I love that all our signs are in English and Welsh. Just don't ask me how to pronounce it.
In fact, it was my first time to market too. Some friends who are Welsh sheep farmers not only held my hand though the process, but used their influence on the big buyers to bid on my sheep. Like everything in this world, it's who you know that helps! The lambs got a good price - second best for mid-weight lambs - and I was mentioned in the auction round-up leaflet. That's great for my business.

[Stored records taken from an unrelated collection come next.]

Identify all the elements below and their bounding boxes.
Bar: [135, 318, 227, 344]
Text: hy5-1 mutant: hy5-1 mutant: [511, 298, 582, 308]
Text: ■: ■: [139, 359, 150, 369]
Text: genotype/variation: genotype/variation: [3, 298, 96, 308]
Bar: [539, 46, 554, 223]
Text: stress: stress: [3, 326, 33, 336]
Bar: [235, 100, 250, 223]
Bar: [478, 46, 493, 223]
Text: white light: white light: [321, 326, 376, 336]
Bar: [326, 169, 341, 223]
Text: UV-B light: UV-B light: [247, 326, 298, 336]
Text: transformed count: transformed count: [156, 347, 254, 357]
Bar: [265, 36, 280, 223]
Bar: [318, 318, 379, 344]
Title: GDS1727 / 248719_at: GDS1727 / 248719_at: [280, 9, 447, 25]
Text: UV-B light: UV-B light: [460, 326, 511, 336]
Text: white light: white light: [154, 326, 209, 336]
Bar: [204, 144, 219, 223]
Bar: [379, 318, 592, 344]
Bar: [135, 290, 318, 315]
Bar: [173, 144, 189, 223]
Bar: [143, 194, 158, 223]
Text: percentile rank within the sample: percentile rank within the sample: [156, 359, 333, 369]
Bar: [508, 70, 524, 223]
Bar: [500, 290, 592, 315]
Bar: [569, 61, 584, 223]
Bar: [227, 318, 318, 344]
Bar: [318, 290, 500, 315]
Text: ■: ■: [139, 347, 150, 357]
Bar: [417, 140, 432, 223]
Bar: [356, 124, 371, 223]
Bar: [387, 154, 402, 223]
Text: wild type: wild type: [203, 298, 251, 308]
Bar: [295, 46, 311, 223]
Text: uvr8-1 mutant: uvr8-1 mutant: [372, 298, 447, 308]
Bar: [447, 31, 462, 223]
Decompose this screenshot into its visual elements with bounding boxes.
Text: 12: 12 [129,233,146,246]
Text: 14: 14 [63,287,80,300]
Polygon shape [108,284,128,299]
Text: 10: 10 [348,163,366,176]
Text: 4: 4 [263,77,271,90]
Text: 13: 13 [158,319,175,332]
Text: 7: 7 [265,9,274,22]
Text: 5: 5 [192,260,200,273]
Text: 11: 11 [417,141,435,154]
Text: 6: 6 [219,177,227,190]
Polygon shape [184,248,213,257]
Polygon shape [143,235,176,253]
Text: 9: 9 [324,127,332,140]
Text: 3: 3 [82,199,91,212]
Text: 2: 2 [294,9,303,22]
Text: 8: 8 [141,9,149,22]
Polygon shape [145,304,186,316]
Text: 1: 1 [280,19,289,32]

Sheep unloaded onto the weigh platform. An average of their weights classifies them. I had heavy and mid weight pens
My lambs penned and awaiting sale. By law they all have electronic ear tags that can be read by computer.
My midweight lambs are being checked and logged. Heavy weight lambs in front.
It also turns out that sheep farmers in the UK are indebted to the ethnic communities for keeping us solvent. Light lambs, and cull ewes are preferred by the ethnic communities whose culinary traditions have relied on old and thinner meat animals. In these cultures, the meat is the final by-product from animals which have produced lambs, milk, and wool for human consumption over many years. Only when the ewes are too old to produce is the whole animal eaten. When fat lamb prices are down (the kind of lambs that the white European market prefers) the cull ewe prices remain steady. And light lambs can be sold rather than kept and fed expensive grain, while the farmer watches the market price for lamb go down weekly.
So my experiment using a Charolais ram worked well for me economically. I've sold half this year's lambs and already made a profit from those. I have half again left to take to market and the slowest growers will go in my freezer. I was concerned that the lambs would be stressed in a market environment. You can see by the photos that they're not worried. I was also worried how far they would travel, but found out they go from market to abbatoir in under two hours.
Going to market with a hybrid meat lamb was more profitable overall than direct customer selling of my purebreds.
Saying that, I just bought my very own Dorset ram.
I bought him from a Dorset farm, sight unseen, for his bloodlines, and it took two big farmers to wrestle him into the back of my pickup. I collected him while waiting for Pip to have her operation. Our friend and favourite vet Terry did Pip's op in his surgery in Dorset at a hugely discounted price, which left me money for the ram. I drove both a recovering Pip and the ram home to Hereford.
The big farmers weren't there to help me unload the new ram, and he was having none of it. I had to crawl in the back of the truck with the ram and try to get a rope around his neck to drag him out. He kept charging and trying to head butt me. I just kept thinking of how more people are killed by rams than by bulls. So, initially his name was "Stop head butting me, you asshole" but at my sister's suggestion I've shortened it to Rick - the "P" is silent.
I will use (P)Rick to cover my best Dorset ewes, and keep the best ewe lambs as replacement stock. The ewes that aren't good examples of the breed I'll put back to my neighbour's Charolais, and take the lambs to market. When those ewes are too old to breed, they can go to market as cull ewes. Who am I kidding? If their teeth and weight are good, they will be retired and left to graze away their old age.
And, for the first time, my check from the wool board for my sheeps' fleeces actually
covered the cost of the shearer, with a leftover profit of £25! The profits from this year's sheep operation have helped keep the wolf from the door.
Saying that, we can't live on sheep and game bird profits alone. Certainly not when dogs require expensive operations. So, I've got a new job as deputy manager at a lovely local gastropub. I manage to cram in 30 hours a week at the pub, and the bonus is the pub will buy all our partridge, some pheasant, and any lambs or hogget I wish to sell.
And because I still seemed to have a few spare hours, I am working towards my
APDT qualification. It's a way to give the dog training work I do every day some accreditation. I hope to specialise in gun dogs eventually.